There is far more estrangement in DUNE than in STAR WARS. Instead of wonder and estrangement in the new STAR WARS we have nostalgia and re-familiarisation. This has always been the case for the franchise. But underneath the Oedipal plot and the Eternal Return of the evil Empire (the “New” Order) and of the same stereotypical characters (the unconscious hero, the brave pilot, the cute robot, the loveable crook, the evil leader) there is the world-making (the world of Star Wars is pretty familiar now, but not to everyone) and the fabulation.

Despite the inevitable repetition, there are important differences. Change is possible in this Universe. Rey’s story is a reboot of Luke’s, not a remake. Even the Force seems to have changed, investing inanimate objects like Luke’s old light saber (giving it the power to “call” to Rey), waking Finn up to his true personality, allowing itself to be transmitted by a non-Jedi, Maz Kanata, to an untrained Rey, waking R2-D2 at the end. “There has been an awakening…” Snoke tells Kylo Ren “have you felt it?”. Finn’s awakening is the first we see, an awakening to the feeling of compassion and to the desire for freedom.

The anamnesis is more for the older viewers. Thirty years have gone by since the last instalment, what has happened to the protagonists? have they remained true to themselves, have they become fixated, have they evolved? This is only touched on in this first episode of a new trilogy, and we have yet to see what Luke has become, or if Leia has slid permanently into bureaucratic decline. Is R2D2 the symbol of the aging fan, sunk into a comatose state waiting for the eventual sequel? What have we become over the last thirty years?

 

DUNE: messiah as anti-hero

DUNE is above all a critique of the myth of the hero and of the hero’s journey, and a critique of the God-like saviour.

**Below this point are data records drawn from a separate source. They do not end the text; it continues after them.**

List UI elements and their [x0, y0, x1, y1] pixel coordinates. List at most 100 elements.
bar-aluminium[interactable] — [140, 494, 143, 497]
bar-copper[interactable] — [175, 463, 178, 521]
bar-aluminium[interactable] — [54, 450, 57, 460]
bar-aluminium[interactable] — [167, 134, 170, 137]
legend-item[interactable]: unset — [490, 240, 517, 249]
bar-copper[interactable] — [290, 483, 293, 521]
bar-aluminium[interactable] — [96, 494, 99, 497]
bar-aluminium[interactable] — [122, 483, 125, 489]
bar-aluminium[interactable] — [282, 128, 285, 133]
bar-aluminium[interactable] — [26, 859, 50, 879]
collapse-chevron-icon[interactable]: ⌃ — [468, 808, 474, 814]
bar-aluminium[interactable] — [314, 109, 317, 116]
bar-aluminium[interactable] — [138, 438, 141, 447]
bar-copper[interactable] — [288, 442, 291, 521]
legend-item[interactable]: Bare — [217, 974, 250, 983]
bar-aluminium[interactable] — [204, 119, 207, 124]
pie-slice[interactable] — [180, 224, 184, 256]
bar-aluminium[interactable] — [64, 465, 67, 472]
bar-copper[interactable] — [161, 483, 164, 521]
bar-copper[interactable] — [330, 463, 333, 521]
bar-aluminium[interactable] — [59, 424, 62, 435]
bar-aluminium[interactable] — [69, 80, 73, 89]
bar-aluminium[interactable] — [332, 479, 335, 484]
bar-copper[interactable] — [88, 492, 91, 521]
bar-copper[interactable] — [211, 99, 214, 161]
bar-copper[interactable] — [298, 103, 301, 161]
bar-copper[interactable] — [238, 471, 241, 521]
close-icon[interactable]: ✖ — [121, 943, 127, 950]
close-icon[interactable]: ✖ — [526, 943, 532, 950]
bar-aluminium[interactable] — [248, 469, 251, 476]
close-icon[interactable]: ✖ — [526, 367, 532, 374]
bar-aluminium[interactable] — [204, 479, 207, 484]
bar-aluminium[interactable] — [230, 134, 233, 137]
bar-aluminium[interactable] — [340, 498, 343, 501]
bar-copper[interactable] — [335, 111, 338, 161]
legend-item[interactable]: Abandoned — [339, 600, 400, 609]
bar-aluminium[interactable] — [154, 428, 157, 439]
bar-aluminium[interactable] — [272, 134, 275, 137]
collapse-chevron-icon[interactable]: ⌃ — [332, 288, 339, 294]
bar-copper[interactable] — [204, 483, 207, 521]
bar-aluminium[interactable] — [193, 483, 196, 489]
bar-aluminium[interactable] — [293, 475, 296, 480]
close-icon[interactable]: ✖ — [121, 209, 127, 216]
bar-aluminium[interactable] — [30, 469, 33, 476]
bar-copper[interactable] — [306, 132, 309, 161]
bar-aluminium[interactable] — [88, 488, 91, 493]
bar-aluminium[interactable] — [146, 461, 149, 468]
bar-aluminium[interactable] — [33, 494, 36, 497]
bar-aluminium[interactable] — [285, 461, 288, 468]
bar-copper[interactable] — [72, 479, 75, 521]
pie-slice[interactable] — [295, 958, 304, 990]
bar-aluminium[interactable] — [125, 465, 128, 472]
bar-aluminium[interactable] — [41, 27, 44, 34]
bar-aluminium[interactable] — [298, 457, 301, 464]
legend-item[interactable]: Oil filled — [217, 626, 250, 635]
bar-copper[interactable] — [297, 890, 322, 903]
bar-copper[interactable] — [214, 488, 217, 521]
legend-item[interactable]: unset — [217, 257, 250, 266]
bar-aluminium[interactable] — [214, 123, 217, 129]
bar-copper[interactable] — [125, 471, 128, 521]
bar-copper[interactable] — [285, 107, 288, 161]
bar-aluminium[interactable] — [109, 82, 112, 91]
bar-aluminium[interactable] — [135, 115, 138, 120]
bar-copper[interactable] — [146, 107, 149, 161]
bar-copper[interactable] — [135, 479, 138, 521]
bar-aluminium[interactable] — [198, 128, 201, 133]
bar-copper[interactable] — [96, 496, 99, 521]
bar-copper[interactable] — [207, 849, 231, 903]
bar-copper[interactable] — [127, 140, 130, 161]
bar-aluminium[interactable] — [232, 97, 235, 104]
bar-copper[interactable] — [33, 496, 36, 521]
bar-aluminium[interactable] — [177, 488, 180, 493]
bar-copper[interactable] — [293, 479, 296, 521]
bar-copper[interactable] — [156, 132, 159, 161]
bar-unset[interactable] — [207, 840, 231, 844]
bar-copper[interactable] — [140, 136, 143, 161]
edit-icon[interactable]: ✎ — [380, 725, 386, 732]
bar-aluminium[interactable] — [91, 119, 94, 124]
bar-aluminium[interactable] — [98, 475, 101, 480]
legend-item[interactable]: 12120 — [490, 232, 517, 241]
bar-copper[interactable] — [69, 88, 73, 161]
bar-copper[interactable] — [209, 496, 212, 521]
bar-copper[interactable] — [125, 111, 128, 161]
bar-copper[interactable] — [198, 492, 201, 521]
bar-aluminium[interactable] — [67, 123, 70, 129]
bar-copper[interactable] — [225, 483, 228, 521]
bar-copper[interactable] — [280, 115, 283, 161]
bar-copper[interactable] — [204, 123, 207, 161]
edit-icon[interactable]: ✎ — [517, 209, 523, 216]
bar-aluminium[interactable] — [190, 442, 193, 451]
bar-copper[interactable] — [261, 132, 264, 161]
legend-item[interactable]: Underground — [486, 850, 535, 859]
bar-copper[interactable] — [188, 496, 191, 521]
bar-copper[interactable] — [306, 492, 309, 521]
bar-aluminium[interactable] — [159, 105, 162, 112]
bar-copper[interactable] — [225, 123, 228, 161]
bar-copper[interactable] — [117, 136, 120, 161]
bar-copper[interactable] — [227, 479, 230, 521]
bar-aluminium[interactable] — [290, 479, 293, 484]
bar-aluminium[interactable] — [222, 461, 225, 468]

The whole series of books turns around creating human beings that would be invisible to prescience, becoming  unpredictable, escaping omniscience, be it that of a God or of a Computer.

According to Norman Spinrad, in his text “The Emperor of Everything“, the tragedy of Paul Atreides in DUNE is that “he cannot transcend his own transcendence”. Paul is trapped in his own myth, and “cannot achieve the grace of the Bodhisattva.” This identification of Paul with his Messianic role, his fixation in transcendence is what Jodorowsky transforms in his re-imagined DUNE (see my review).

Another aspect of Paul Atreides’ tragedy is that the Empire triumphs once again over democracy: “he cannot place the scepter of enlightenment and power in the hands of Everyone”.

In the new STAR WARS VII, Kylo Ren is the one who most corresponds to Paul Atreides, as Paul finally succombed to the Dark Side. He became the new Emperor and unleashed a jihad of fanatical troops across the galaxy to expand and consolidate his Empire.